In the US, it was the reversed process. They used the parking spaces for parks. They claimed that was the better utilisation of the available space as per the requirement of the citizens. Later, over the years, different cities have taken this concept in different fashion but have kept the basic theme in mind – that whatever space is available in the city, it should be best utilised for the citizens. We decided that whatever space was available would be utilised for vehicle parking. We asked all our officers to go in search of parking spaces. We found that there were broad roads which had a number of trees – nobody went between the trees on those roads. Since that space was being wasted, we designed parking between the trees. Like this, we have found a number of parking places on the roads where on one side we can provide two wheeler parking and the other side can be kept open for traffic. This was brought to our notice by City Connect. The NGO works with us towards giving solutions and bringing to our notice various standards to be followed.

Handling road accidents must be a challenge.

We have ‘108 ambulance’ service. 108 is the phone number, so we call the service 108 ambulances. The service operates really very fast and free of cost. Chennai has a unique feature unlike many other cities – the accident investigation is carried out by the regular police stations. We have dedicated 16 police stations in the City working under the traffic police to only road accident investigation and documentation for various claims and benefits.
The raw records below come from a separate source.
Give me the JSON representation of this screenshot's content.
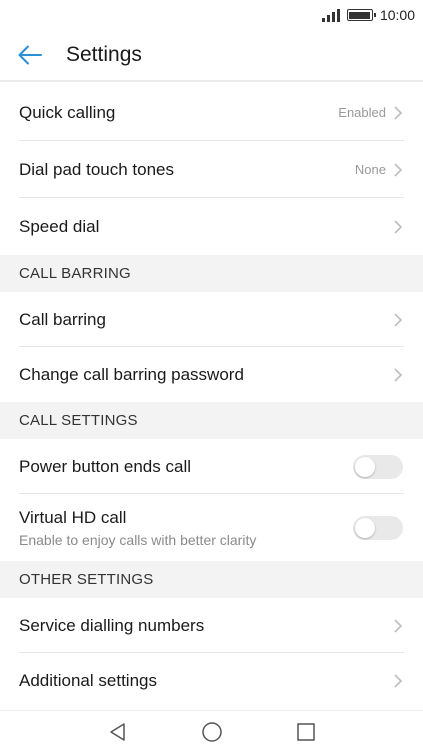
{
  "status_bar": {
    "time": "10:00",
    "signal_icon": "signal-icon",
    "battery_icon": "battery-icon"
  },
  "app_bar": {
    "title": "Settings",
    "back_icon": "back-arrow-icon"
  },
  "colors": {
    "accent": "#2a8fd6",
    "section_bg": "#f3f3f3",
    "divider": "#e6e6e6",
    "secondary_text": "#8a8a8a",
    "toggle_off": "#e9e9e9"
  },
  "rows_top": [
    {
      "label": "Quick calling",
      "value": "Enabled"
    },
    {
      "label": "Dial pad touch tones",
      "value": "None"
    },
    {
      "label": "Speed dial",
      "value": ""
    }
  ],
  "sections": [
    {
      "header": "CALL BARRING",
      "rows": [
        {
          "label": "Call barring"
        },
        {
          "label": "Change call barring password"
        }
      ]
    },
    {
      "header": "CALL SETTINGS",
      "rows": [
        {
          "label": "Power button ends call",
          "toggle": false
        },
        {
          "label": "Virtual HD call",
          "sub": "Enable to enjoy calls with better clarity",
          "toggle": false
        }
      ]
    },
    {
      "header": "OTHER SETTINGS",
      "rows": [
        {
          "label": "Service dialling numbers"
        },
        {
          "label": "Additional settings"
        }
      ]
    }
  ],
  "nav_bar": {
    "back_icon": "nav-back-icon",
    "home_icon": "nav-home-icon",
    "recents_icon": "nav-recents-icon"
  }
}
The accidents after drunk driving are not very high here. We do regular checks, specially on weekends and after festivals. The distinct feature of our road accidents is that most of the accident victims are pedestrians. Then come the two wheeler riders. 76% of our vehicles are two wheelers. So, it is understandable that the maximum number of both – the victims and the offenders – is that of two wheeler riders, mainly between 20-45 years of age.